Oxford
1946 and ex-Special Operations Executive agent Duncan Forrester
is back from the war and working in the university's Ancient
History Department as a junior fellow. One evening at a reading
of the sagas by a visiting Norwegian academic the peace is
shattered by a hail of broken glass and the sight of a body
tumbling to the earth. The dead man was an unpopular colleague,
and soon the police make an arrest. But Forrester is sure
the man is innocent, and sets out to prove it.
This is the first in a new series and it certainly hits the
ground running, managing to keep up the pace with Olympic
proficiency.

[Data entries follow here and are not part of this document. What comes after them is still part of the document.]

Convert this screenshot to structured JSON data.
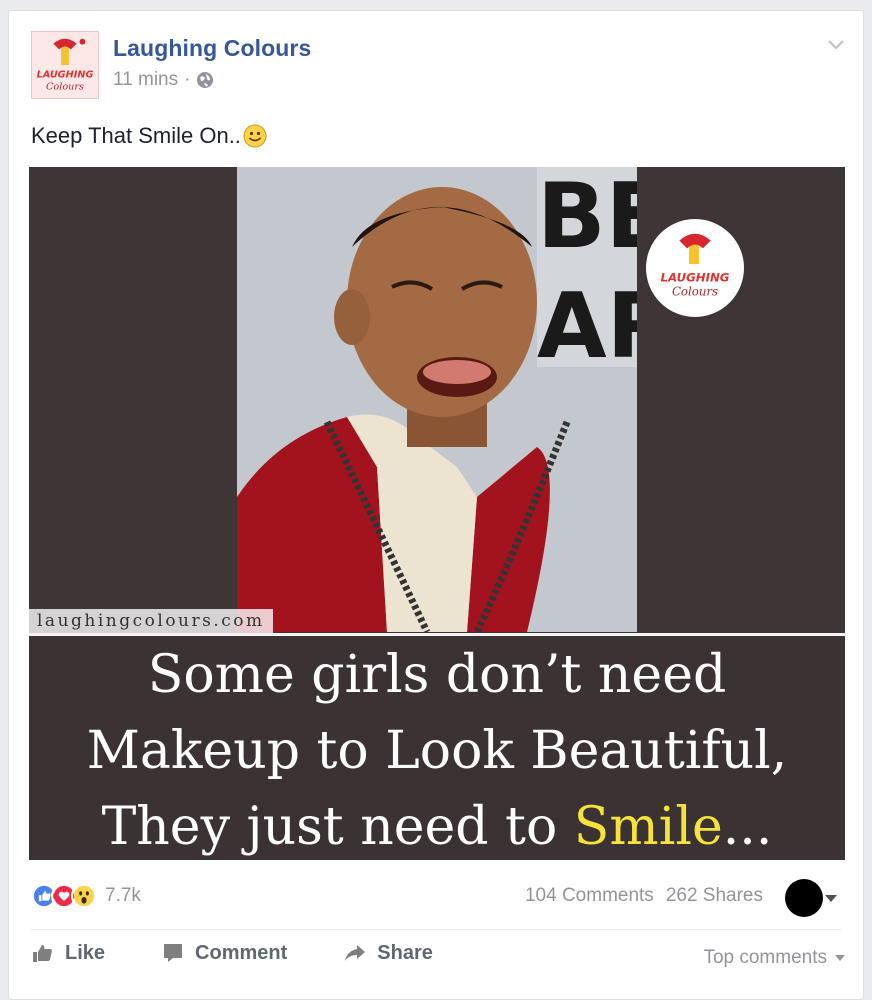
{
  "post": {
    "page_name": "Laughing Colours",
    "time": "11 mins",
    "separator": "·",
    "privacy_icon": "globe-icon",
    "menu_icon": "chevron-down-icon",
    "caption": "Keep That Smile On..",
    "caption_emoji": "smiley-icon"
  },
  "image": {
    "logo_text_1": "LAUGHING",
    "logo_text_2": "Colours",
    "watermark": "laughingcolours.com",
    "meme_lines": [
      "Some girls don’t need",
      "Makeup to Look Beautiful,",
      "They just need to "
    ],
    "meme_highlight": "Smile",
    "meme_ellipsis": "...",
    "highlight_color": "#f5e23a"
  },
  "engagement": {
    "reaction_icons": [
      "like-icon",
      "love-icon",
      "wow-icon"
    ],
    "reaction_count": "7.7k",
    "comments": "104 Comments",
    "shares": "262 Shares"
  },
  "actions": {
    "like": "Like",
    "comment": "Comment",
    "share": "Share",
    "sort": "Top comments"
  },
  "colors": {
    "link": "#365899",
    "meta": "#90949c",
    "like_blue": "#4a7ff0",
    "love_red": "#f0284a"
  }
}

You can almost taste bleak, austere 1946 with
this author's brief but evocative descriptions; the war having
changed everybody, worries about Communism, lack of goods
in the shops and a general feeling of uncertainty. The plot
is an imaginative mix of Viking sagas, Norwegian fjords, a
shattered postwar Germany and hints of black magic, something
like Dennis Wheatley meets Inspector Morse. There is something
going on all the time, whether an exciting chase through the
forest, a description of academic life in Oxford or Forrester
getting to finally unmask the killer (I didn't guess whodunit).
Forrester himself is a believable mix of the intellectual
and the man of action, holding his own in both college politics
and out in the field having adventures. The whole is a recipe
for success and I hope will be the first of many; if they
are all as good as this it certainly ought to be.